The Australian state of New South Wales is backing its industrial hemp ambitions with a growth technique that indicators the federal government intends to construct an industrial manufacturing sector across the crop.
Hemp ought to grow to be “a mainstream crop and a sustainable supply of merchandise sooner or later low-carbon, round economic system,” in keeping with the plan.
Having confirmed hemp will be grown because the first licensed industrial crops have been planted in 2009, the state now seems to be shifting towards growing processing companies, manufacturing capability and creating long-term demand.
Amongst its priorities, the plan requires stronger regulation, expanded analysis, nationally constant hemp guidelines, and common public reporting on hemp manufacturing.
The federal government has reinstated the NSW Hemp Trade Taskforce to watch implementation of the technique, signaling that officers intend to maintain the plan energetic past its launch.
“We’re working carefully with the NSW Hemp Trade Taskforce to show this imaginative and prescient into motion and ship a robust, sustainable future for the hemp business,” mentioned state Agriculture Minister Tara Moriarty.
Non-public funding wanted
The plan, launched this month, suggests the federal government sees its function as creating the circumstances for development, whereas a lot of the business’s growth will in the end depend upon attracting personal funding into value-added manufacturing and regional processing hubs as the important thing to transferring NSW hemp past an rising crop into an industrial sector.
However the state can be placing its cash the place its mouth is.
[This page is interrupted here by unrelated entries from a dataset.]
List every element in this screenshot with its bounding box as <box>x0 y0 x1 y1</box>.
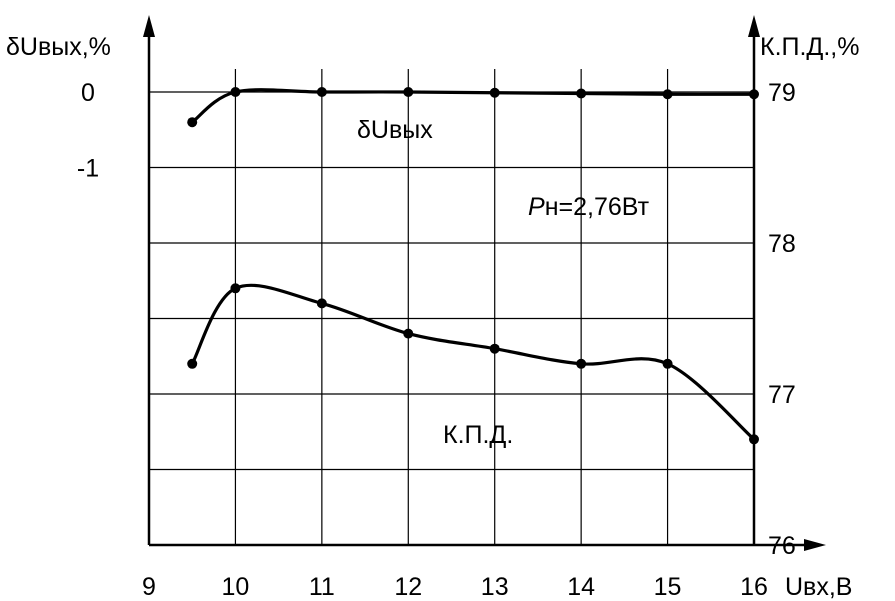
x-tick-label: 15 <box>654 573 682 601</box>
series-label-dU: δUвых <box>357 116 433 144</box>
right-axis-arrow <box>748 15 760 37</box>
right-tick-label: 77 <box>768 381 796 409</box>
left-tick-label: 0 <box>81 79 95 107</box>
series-line-0 <box>190 88 756 124</box>
data-point-1 <box>749 434 759 445</box>
right-tick-label: 79 <box>768 79 796 107</box>
x-axis-arrow <box>804 539 826 551</box>
left-axis-label: δUвых,% <box>6 33 111 61</box>
data-point-1 <box>230 283 241 294</box>
data-point-0 <box>749 89 759 100</box>
data-point-1 <box>316 298 327 309</box>
data-point-0 <box>187 117 198 128</box>
data-point-1 <box>187 358 198 369</box>
data-point-0 <box>403 87 414 97</box>
x-tick-label: 10 <box>222 573 250 601</box>
x-tick-label: 11 <box>309 573 335 601</box>
data-point-0 <box>576 88 587 99</box>
x-tick-label: 16 <box>740 573 768 601</box>
data-point-1 <box>489 343 500 354</box>
grid <box>149 69 754 545</box>
data-point-0 <box>316 87 327 97</box>
right-tick-label: 78 <box>768 230 796 258</box>
x-tick-label: 14 <box>567 573 595 601</box>
data-point-0 <box>230 87 241 97</box>
left-tick-label: -1 <box>77 155 99 183</box>
x-tick-label: 13 <box>481 573 509 601</box>
load-power-symbol: P <box>528 193 545 221</box>
load-power-text: н=2,76Вт <box>545 193 650 221</box>
x-tick-label: 9 <box>142 573 156 601</box>
data-point-1 <box>662 358 673 369</box>
data-point-1 <box>403 328 414 339</box>
right-axis-label: К.П.Д.,% <box>760 33 859 61</box>
series-layer <box>187 87 759 445</box>
series-label-kpd: К.П.Д. <box>443 421 513 449</box>
data-point-0 <box>489 87 500 98</box>
data-point-1 <box>576 358 587 369</box>
x-axis-label: Uвх,В <box>785 573 852 601</box>
x-tick-label: 12 <box>394 573 422 601</box>
load-power-annotation: Pн=2,76Вт <box>528 193 650 221</box>
data-point-0 <box>662 89 673 100</box>
right-tick-label: 76 <box>768 532 796 560</box>
left-axis-arrow <box>143 15 155 37</box>
axes: 9 10 11 12 13 14 15 16 0 -1 76 77 78 79 <box>77 15 826 601</box>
Additionally this month, New South Wales introduced AU$20 million (US$13 million) in grants supporting two main fiber-related initiatives.
Optimistic step
“NSW is the main hemp state of Australia, and the NSW authorities is placing its help and backing behind transferring the commercial hemp business ahead,” mentioned Colin Steddy, an business advisor who serves on the manager committee of iHemp NSW, the state’s hemp affiliation.
“It is a very constructive step for the business,” Steddy mentioned of the plan.
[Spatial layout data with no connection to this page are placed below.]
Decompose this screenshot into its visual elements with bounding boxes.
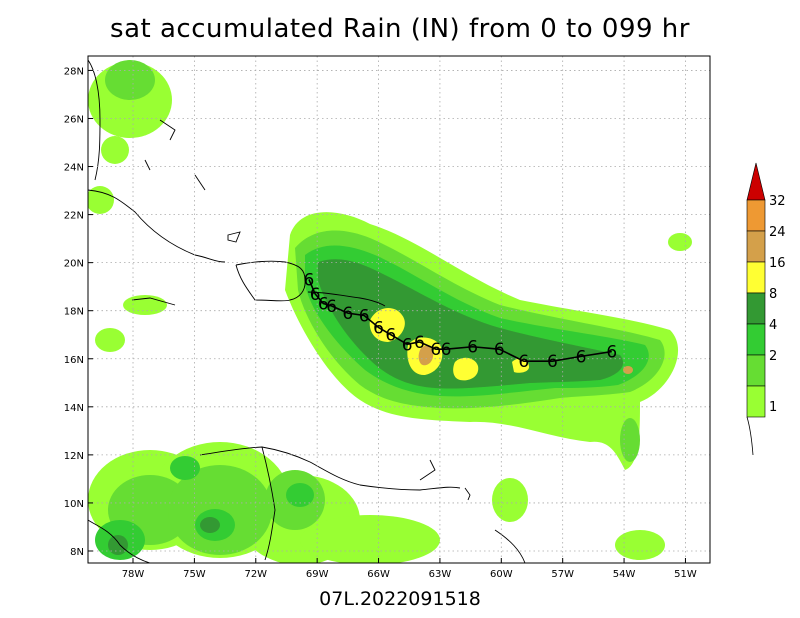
colorbar-label: 1 [769, 400, 777, 415]
hurricane-symbol-icon: 6 [430, 340, 441, 360]
rain-shading [88, 60, 692, 563]
hurricane-symbol-icon: 6 [547, 352, 558, 372]
hurricane-symbol-icon: 6 [441, 340, 452, 360]
lat-tick-label: 14N [64, 403, 84, 414]
track-line [308, 279, 612, 362]
lat-tick-label: 20N [64, 259, 84, 270]
hurricane-symbol-icon: 6 [385, 326, 396, 346]
lat-tick-label: 12N [64, 451, 84, 462]
hurricane-symbol-icon: 6 [576, 347, 587, 367]
hurricane-symbol-icon: 6 [518, 352, 529, 372]
hurricane-symbol-icon: 6 [494, 340, 505, 360]
hurricane-symbol-icon: 6 [304, 270, 315, 290]
hurricane-symbol-icon: 6 [326, 297, 337, 317]
colorbar-swatch [746, 230, 766, 263]
hurricane-symbol-icon: 6 [318, 294, 329, 314]
lon-tick-label: 66W [367, 569, 390, 580]
hurricane-symbol-icon: 6 [467, 338, 478, 358]
lon-tick-label: 72W [244, 569, 267, 580]
hurricane-symbol-icon: 6 [310, 285, 321, 305]
coastlines [88, 59, 526, 563]
lon-tick-label: 54W [613, 569, 636, 580]
hurricane-symbol-icon: 6 [402, 335, 413, 355]
hurricane-symbol-icon: 6 [606, 343, 617, 363]
colorbar-label: 16 [769, 256, 786, 271]
axis-ticks: 28N 26N 24N 22N 20N 18N 16N 14N 12N 10N 8N 78W 75W 72… [64, 66, 697, 580]
hurricane-symbol-icon: 6 [373, 319, 384, 339]
lat-tick-label: 10N [64, 499, 84, 510]
lat-tick-label: 26N [64, 114, 84, 125]
colorbar-swatch [746, 292, 766, 325]
gridlines [88, 56, 710, 563]
lat-tick-label: 24N [64, 163, 84, 174]
map-title: sat accumulated Rain (IN) from 0 to 099 … [110, 14, 690, 44]
storm-id-label: 07L.2022091518 [319, 588, 481, 610]
colorbar-label: 8 [769, 287, 777, 302]
lon-tick-label: 75W [183, 569, 206, 580]
colorbar-label: 24 [769, 225, 786, 240]
lat-tick-label: 16N [64, 355, 84, 366]
hurricane-symbol-icon: 6 [414, 333, 425, 353]
lat-tick-label: 28N [64, 66, 84, 77]
colorbar-min-tail [746, 416, 754, 456]
hurricane-symbol-icon: 6 [342, 304, 353, 324]
lon-tick-label: 57W [551, 569, 574, 580]
colorbar-swatch [746, 385, 766, 418]
colorbar-max-triangle [746, 162, 766, 201]
lon-tick-label: 51W [674, 569, 697, 580]
lon-tick-label: 69W [306, 569, 329, 580]
colorbar-swatch [746, 323, 766, 356]
colorbar-swatch [746, 261, 766, 294]
colorbar-label: 32 [769, 194, 786, 209]
lon-tick-label: 78W [122, 569, 145, 580]
lat-tick-label: 8N [70, 547, 84, 558]
plot-frame [87, 55, 711, 564]
lon-tick-label: 60W [490, 569, 513, 580]
lon-tick-label: 63W [429, 569, 452, 580]
colorbar-label: 4 [769, 318, 777, 333]
lat-tick-label: 22N [64, 211, 84, 222]
colorbar-swatch [746, 199, 766, 232]
hurricane-symbol-icon: 6 [359, 307, 370, 327]
colorbar-swatch [746, 354, 766, 387]
colorbar: 32 24 16 8 4 2 1 [746, 162, 786, 456]
lat-tick-label: 18N [64, 307, 84, 318]
colorbar-label: 2 [769, 349, 777, 364]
Whereas authorities bulletins accompanying the plan emphasised analysis, regulation and market growth, the technique itself repeatedly returns to at least one theme: processing.
The method carefully mirrors conclusions reached independently in HempToday’s Australia & New Zealand report final 12 months, which argued that Australia’s subsequent part of growth relies upon much less on rising cultivation than on constructing commercially viable processing infrastructure able to supporting regional manufacturing.
Constructing an business
The NSW plan repeatedly frames hemp as an industrial uncooked materials fairly than merely one other crop.
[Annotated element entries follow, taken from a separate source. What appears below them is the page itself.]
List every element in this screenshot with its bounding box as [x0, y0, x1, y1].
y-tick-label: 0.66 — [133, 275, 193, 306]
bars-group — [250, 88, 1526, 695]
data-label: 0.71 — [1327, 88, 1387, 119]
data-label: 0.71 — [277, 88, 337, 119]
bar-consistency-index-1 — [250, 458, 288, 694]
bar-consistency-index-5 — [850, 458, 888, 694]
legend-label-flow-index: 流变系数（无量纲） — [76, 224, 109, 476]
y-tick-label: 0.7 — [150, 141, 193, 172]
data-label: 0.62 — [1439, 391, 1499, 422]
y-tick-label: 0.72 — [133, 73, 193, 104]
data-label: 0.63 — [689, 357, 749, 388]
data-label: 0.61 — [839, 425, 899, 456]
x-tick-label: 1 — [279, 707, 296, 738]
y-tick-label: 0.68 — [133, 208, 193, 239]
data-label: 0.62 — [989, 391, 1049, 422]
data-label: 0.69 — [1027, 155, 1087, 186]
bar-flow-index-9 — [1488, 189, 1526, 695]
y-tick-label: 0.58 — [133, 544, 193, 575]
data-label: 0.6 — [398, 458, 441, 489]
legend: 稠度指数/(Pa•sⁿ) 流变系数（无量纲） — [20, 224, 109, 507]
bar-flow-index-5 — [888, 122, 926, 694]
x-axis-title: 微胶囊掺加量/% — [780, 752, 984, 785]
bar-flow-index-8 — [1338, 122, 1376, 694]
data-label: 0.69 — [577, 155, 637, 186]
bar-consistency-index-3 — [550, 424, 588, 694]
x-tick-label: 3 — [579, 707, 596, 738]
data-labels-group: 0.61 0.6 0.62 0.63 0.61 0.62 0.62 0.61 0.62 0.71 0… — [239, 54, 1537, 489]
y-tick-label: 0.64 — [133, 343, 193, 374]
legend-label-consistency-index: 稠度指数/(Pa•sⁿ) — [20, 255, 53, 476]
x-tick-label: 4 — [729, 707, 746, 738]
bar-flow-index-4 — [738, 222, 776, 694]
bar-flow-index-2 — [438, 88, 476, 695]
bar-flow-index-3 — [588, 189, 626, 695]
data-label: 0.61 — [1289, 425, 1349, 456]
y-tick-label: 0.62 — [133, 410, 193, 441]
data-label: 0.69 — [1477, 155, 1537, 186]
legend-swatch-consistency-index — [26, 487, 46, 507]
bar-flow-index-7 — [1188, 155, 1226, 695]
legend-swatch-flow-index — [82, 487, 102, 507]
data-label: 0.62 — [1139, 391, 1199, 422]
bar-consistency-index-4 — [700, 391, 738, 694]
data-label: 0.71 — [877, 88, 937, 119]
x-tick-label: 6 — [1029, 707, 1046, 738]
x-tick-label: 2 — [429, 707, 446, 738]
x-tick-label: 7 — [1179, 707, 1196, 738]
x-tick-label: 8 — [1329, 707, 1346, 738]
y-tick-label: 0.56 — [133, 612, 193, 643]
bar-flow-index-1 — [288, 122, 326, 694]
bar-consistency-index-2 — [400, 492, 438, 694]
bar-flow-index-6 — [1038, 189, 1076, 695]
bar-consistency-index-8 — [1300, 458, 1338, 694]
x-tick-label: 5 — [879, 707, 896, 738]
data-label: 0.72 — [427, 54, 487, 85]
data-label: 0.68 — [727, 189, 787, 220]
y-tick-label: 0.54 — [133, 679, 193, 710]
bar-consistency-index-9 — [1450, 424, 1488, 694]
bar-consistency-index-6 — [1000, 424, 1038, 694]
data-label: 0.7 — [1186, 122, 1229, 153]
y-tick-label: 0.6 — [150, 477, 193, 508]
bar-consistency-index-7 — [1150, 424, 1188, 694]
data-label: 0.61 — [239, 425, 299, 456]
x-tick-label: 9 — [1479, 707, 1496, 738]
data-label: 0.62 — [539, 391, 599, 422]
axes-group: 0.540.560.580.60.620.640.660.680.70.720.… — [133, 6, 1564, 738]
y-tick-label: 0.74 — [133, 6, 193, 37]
It particularly encourages versatile processing fashions, together with on-farm processing, regional hubs and co-location with different agricultural industries. It additionally requires product requirements, high quality assurance and evidence-based efficiency data to strengthen shopper confidence whereas figuring out alternatives for Aboriginal companies to take part within the sector.
Building supplies look like the principal industrial goal. Whereas meals, grain, textiles and composites are all mentioned, the doc repeatedly hyperlinks hemp to inexperienced constructing and the round economic system.
NSW hemp: The numbers
The plan additionally affords a snapshot of Australia’s main hemp state. NSW figures for the 2024-25 reporting 12 months present:
- 172 hemp business licenses (as of June 30, 2025)
- 244 licensed hemp services throughout New South Wales
- 19,306 hectares authorised for harvest in 2024-25
- 1,088 hectares of precise crop manufacturing, primarily based on 2024-25 annual manufacturing returns from license holders
- 22 new license functions authorised between July 1, 2024, and June 30, 2025
- 15 licenses renewed for an extra 5 years between July 1, 2024, and June 30, 2025
Earlier figures launched throughout session on the draft plan confirmed greater than 33,000 hectares authorised for harvest in 2023-24, however solely about 1,350 hectares have been truly harvested. One 12 months later, the authorised harvest space had fallen to 19,306 hectares whereas precise crop manufacturing slipped to 1,088 hectares.
Regardless of the drop, the figures counsel a licensing system that’s considerably forward of business growth. NSW farmers clearly perceive hemp, have secured licenses, and seem ready to maneuver when markets justify planting.